Merging locality of CNN seamlessly with any ViTs

### Keypoints

• Propose a self-attention layer with feed-forward network as a CNN
• Demonstrate improvement in performance of ViT models with the proposed self-attention layer

### Review

#### Background

Many variants of the Vision transformer (ViT) are being introduced recently. To survive as a benchmark model from this flooding of ViTs, many studies try to address the non-locality issue of the ViT. For example, the ConViT tried to introduce locality to the self-attention layer by initializing it like a convolution layer (my previous review post on ConViT). However, experiments indicated that the self-attention layer of the ConViT is shifted towards non-locality throughout the training. Can the locality be explicitly introduced to the ViT layers? The authors say yes to this question.

#### Keypoints

##### Propose a self-attention layer with feed-forward network as a CNN

In the MobileNetV2, computational efficiency is gained while preserving the performance by a special type of convolution: the depth-wise convolution. More specifically, convolution layer of a CNN is replaced by a sequence of 1$\times$1 convolution, depth-wise convolution, and again 1$\times$1 convolution. The authors are motivated by the fact that this sequence of convolution layers share similarity with the feed-forward network of the Transformer encoder. In fact, the 1$\times$1 convolution is mathematically equivalent to the matrix multiplication, which means that the fully connected layers can be replaced by the 1$\times$1 convolution. Thus, the feed-forward network of the proposed model consists of two 1$\times$1 convolution and a depth-wise convolution between those two. However, one problem that should be addressed before this replacement is that the self-attention layer of the ViT takes in the image patches as a 1-dimensional sequence. The authors overcome this problem by rearranging the self-attended tokens into the original image shape before being input to the feed-forward network, and bypassing the appended class token separately. This process of rearrangement is denoted as Seq2Img, or Img2Seq. Feed-forward network of the (a) Transformer encoder (b) MobileNetV2 (c) LocalViT (proposed) Now, the locality of the depth-wise convolution is seamlessly merged into the self-attention layer of the ViTs!

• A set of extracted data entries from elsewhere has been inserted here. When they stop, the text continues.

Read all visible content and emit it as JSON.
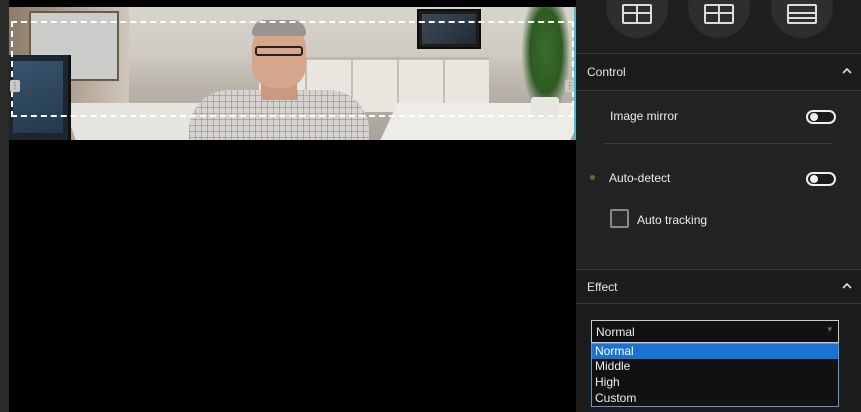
{
  "video": {
    "title": "camera-preview"
  },
  "layouts": [
    {
      "icon": "layout-split-icon"
    },
    {
      "icon": "layout-split-icon"
    },
    {
      "icon": "layout-grid-icon"
    }
  ],
  "control": {
    "header": "Control",
    "image_mirror_label": "Image mirror",
    "image_mirror_on": false,
    "auto_detect_label": "Auto-detect",
    "auto_detect_on": false,
    "auto_tracking_label": "Auto tracking",
    "auto_tracking_checked": false
  },
  "effect": {
    "header": "Effect",
    "selected": "Normal",
    "options": [
      "Normal",
      "Middle",
      "High",
      "Custom"
    ],
    "highlighted_index": 0
  },
  "colors": {
    "panel_bg": "#1c1c1c",
    "accent_select": "#1a73d1",
    "frame_edge": "#4db8d8"
  }
}
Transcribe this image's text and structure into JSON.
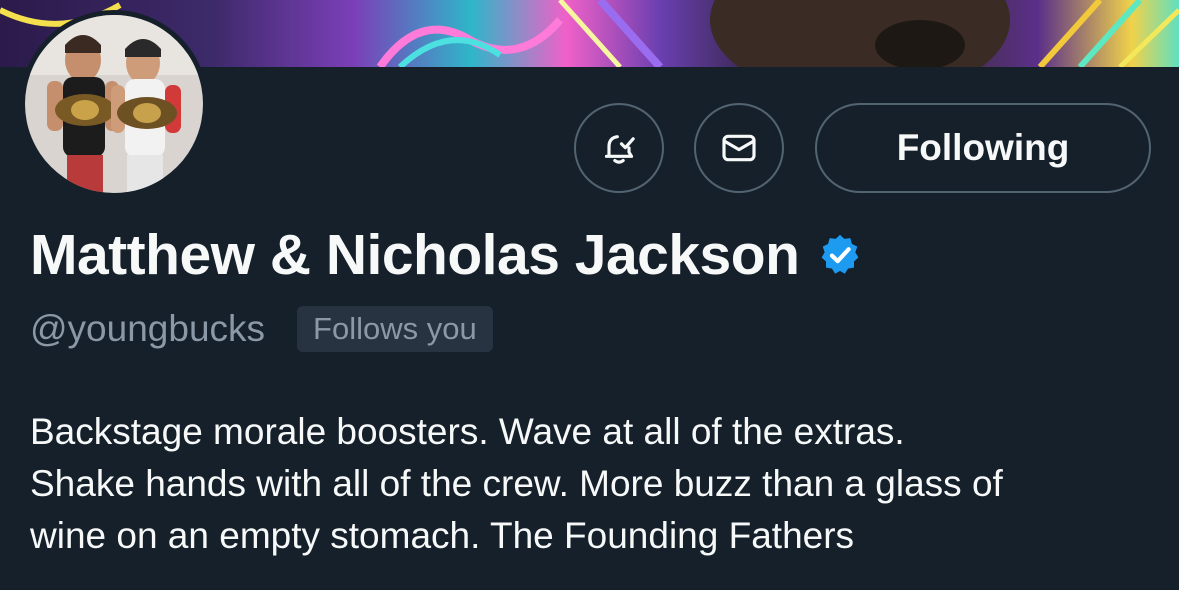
{
  "profile": {
    "display_name": "Matthew & Nicholas Jackson",
    "handle": "@youngbucks",
    "follows_badge": "Follows you",
    "bio_lines": [
      "Backstage morale boosters. Wave at all of the extras.",
      "Shake hands with all of the crew. More buzz than a glass of",
      "wine on an empty stomach. The Founding Fathers"
    ]
  },
  "actions": {
    "notify_icon": "bell-check-icon",
    "message_icon": "envelope-icon",
    "following_label": "Following"
  },
  "colors": {
    "background": "#15202b",
    "text_primary": "#f7f9f9",
    "text_secondary": "#8b98a5",
    "border": "#536471",
    "verified": "#1d9bf0",
    "badge_bg": "#273340"
  }
}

##### Demonstrate improvement in performance of ViT models with the proposed self-attention layer

The proposed replacement of the feed-forward network can be applied to most of the ViT model variants. Improvement of the image classification accuracy from the ImageNet dataset is demonstrated by extensive experiments using DeiT-T, T2T-ViT, PVT, and TNT. Performance of CNNs are also included in the comparative analysis. Performance gain by applying LocalViT to ViT models

The performance gain can further be boosted by employing well-known tricks for CNN layers (e.g. squeeze-excitation), or by changing the activation functions. Squeeze-excitation (SE) and swish activation can further improve performance

The improvement in performance was more apparent when the lower layers were equipped with the locality, but applying the proposed method to all layers did not hurt the performance. Locality can be equipped to any layers of ViT

The training log of the LocalViTs showed lower training loss and higher validation accuracy when compared to the vanilla ViTs. Better training with LocalViTs

In conclusion, this paper proposes a simple, general, explicit, and effective way to introduce locality to ViTs which can significantly improve the image classification performance.